陸深從透明的的玻璃門走出來,一邊走一邊接起電話:
“陸少,出來玩會兒?”
“你小子,最近死哪兒去了?連個人影都摸不著,快點滾出來,咱哥兒幾個聚聚。”
那邊附和過來熟悉的聲音,一如既往的大大咧咧。
“好,地方你們定。”
陸深走向車邊的腳步忽然一頓,多年來養成的警覺性讓他敏銳地察覺到身後腳步聲,即使那個人刻意隱藏地很輕淺。
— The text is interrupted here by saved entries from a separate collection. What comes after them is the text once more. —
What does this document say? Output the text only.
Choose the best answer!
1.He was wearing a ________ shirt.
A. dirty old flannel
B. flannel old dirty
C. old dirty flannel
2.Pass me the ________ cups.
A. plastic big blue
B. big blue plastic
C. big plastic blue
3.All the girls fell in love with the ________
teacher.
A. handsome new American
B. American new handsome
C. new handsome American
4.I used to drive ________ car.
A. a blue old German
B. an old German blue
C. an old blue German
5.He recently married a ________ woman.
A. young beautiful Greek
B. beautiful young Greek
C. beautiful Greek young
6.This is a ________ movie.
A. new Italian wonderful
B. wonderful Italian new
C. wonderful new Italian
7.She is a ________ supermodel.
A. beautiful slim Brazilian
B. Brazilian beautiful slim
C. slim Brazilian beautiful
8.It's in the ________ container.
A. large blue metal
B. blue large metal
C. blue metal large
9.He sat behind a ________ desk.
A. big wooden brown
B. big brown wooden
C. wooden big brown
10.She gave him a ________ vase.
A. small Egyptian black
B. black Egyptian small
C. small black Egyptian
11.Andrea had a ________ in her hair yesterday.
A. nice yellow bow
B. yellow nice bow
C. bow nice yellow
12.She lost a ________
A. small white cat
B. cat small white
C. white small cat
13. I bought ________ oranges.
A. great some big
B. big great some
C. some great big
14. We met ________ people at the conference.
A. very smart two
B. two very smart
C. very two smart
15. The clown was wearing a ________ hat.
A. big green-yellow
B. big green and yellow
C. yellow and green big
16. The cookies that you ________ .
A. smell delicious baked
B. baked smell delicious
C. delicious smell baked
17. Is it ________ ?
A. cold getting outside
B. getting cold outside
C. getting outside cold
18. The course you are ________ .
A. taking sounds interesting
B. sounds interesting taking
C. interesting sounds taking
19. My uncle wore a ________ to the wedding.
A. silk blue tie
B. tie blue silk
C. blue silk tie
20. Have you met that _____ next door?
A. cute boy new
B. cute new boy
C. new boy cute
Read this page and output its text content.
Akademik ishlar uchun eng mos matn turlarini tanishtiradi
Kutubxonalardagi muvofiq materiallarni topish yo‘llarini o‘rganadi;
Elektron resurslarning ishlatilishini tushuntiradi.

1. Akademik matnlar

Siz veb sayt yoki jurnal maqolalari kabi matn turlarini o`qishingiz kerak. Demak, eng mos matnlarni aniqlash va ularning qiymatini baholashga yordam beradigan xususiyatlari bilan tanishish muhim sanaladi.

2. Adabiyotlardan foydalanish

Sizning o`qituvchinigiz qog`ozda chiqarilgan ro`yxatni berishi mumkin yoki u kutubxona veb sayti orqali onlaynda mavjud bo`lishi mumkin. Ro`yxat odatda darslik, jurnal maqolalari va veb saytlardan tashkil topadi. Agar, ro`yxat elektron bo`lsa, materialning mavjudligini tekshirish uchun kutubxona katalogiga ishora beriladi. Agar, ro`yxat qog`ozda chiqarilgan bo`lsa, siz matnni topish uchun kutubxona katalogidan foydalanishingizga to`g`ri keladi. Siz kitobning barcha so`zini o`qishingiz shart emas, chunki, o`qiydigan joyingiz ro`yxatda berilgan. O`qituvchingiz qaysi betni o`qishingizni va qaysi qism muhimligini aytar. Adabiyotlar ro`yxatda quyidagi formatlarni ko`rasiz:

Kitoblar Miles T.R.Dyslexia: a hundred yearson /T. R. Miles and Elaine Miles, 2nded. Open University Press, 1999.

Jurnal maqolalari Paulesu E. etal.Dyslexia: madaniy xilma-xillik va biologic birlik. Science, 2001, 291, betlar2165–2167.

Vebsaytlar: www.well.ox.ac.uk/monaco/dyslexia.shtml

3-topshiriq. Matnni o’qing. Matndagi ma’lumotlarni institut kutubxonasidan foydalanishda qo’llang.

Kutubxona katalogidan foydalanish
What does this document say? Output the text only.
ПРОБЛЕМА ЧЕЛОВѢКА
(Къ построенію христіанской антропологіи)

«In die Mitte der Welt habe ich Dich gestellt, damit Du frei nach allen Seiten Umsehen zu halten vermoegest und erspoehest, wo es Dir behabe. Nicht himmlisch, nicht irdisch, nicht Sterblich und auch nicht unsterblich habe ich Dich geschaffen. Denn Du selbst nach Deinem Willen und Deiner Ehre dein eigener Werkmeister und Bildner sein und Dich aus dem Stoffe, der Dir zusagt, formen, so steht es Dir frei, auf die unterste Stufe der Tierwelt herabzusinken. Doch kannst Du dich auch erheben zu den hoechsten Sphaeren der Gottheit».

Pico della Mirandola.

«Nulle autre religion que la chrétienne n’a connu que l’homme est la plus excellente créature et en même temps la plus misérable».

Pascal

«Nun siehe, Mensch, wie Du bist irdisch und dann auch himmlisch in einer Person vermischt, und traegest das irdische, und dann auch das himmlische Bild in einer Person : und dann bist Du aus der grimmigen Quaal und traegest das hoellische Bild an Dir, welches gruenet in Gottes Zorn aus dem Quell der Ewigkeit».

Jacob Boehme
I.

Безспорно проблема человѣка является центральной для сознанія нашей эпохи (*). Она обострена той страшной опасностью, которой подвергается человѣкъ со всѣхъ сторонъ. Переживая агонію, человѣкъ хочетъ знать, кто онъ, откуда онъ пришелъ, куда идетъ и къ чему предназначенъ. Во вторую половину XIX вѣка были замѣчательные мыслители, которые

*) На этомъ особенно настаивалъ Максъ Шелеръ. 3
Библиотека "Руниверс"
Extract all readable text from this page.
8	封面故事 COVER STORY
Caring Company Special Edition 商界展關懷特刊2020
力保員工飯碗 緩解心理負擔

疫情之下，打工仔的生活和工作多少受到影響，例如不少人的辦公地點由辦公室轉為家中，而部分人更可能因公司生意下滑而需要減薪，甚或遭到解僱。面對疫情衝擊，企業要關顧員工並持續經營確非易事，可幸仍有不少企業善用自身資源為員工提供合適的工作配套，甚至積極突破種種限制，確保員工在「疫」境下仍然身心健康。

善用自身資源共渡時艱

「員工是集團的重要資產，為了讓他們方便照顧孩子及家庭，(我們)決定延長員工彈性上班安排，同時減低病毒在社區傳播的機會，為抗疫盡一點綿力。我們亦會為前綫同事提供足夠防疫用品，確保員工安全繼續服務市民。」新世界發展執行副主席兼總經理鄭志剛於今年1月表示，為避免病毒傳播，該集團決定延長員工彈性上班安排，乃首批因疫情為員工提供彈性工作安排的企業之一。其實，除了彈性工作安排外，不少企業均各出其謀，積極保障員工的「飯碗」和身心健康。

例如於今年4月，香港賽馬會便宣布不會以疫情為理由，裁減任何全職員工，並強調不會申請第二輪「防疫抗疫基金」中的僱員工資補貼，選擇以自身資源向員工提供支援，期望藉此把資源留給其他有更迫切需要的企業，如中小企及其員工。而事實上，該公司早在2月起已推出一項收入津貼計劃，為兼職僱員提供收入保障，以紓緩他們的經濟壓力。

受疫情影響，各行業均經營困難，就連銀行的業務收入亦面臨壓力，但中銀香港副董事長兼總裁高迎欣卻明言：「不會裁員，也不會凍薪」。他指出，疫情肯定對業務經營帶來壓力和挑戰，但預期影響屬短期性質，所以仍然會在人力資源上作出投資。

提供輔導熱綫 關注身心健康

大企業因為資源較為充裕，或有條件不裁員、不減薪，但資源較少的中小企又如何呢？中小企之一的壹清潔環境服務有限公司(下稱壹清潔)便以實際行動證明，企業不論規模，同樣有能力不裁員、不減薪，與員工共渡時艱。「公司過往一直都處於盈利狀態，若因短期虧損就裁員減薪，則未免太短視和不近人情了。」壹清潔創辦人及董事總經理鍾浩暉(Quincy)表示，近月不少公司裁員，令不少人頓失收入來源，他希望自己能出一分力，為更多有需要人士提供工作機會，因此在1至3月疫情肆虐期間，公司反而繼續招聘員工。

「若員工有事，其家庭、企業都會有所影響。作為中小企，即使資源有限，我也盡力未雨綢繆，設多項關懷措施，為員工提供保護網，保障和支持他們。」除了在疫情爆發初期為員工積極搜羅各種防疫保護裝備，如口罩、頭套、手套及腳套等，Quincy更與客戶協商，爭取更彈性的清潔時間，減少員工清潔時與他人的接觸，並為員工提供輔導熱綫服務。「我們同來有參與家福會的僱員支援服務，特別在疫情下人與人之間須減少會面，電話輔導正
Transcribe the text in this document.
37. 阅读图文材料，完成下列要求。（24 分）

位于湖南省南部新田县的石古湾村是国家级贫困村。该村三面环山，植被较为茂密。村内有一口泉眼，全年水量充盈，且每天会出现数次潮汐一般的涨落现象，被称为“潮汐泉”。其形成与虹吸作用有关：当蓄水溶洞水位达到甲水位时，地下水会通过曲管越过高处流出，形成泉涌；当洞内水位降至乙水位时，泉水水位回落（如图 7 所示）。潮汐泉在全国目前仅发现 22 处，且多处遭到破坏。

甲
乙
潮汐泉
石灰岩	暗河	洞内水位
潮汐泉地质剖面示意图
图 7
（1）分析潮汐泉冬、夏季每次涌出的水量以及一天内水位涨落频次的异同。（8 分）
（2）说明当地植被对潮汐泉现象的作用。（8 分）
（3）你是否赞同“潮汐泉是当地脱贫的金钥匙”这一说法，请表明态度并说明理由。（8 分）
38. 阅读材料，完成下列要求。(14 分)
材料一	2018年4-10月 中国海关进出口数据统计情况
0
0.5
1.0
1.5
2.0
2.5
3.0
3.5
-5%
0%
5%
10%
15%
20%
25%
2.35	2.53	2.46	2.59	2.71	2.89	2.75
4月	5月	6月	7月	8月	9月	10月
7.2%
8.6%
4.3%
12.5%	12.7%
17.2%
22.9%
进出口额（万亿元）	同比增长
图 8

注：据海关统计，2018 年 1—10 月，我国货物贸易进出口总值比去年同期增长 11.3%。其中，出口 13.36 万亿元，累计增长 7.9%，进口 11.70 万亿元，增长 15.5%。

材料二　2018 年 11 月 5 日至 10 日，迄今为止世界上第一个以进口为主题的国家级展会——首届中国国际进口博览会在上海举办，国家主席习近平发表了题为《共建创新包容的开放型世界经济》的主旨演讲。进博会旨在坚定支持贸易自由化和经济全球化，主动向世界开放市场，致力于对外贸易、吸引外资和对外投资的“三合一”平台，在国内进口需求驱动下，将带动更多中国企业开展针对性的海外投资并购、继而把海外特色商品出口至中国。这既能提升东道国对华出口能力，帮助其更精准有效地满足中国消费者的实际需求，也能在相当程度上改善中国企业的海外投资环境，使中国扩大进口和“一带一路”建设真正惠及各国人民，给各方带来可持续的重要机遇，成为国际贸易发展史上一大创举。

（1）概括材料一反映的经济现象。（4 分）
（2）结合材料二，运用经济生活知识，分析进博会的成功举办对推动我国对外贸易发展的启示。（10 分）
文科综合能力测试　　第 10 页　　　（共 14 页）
電話那邊的人感覺到陸深說話間一秒的停頓,有點緊張地問道:
“阿深,怎麼了?”
陸深笑笑說了句“沒怎麼,等我一會兒,馬上過去。”就掛斷電話,然後抬腳走向街道。
身後輕淺的腳步聲還在繼續。
陸深停下來找一個路人問路,腳步聲也停下來,他繼續向前走,身後的人就繼續跟著。
挑了挑好看的眉頭,陸深抬腳走向街角某個近乎死寂的小巷,兩邊的牆青得發黑,隱藏在大片的高樓間,被高高的樓壁擠成窄窄一條。
除了窄小的入口四周都是牆壁,是暗殺偷襲的好地方。
把自己置身於如此危險的境地,站在巷道裏等著身後的人出來。
但是後邊沒有絲毫動作,好像隻是想在暗處觀察他,遲遲不肯上前。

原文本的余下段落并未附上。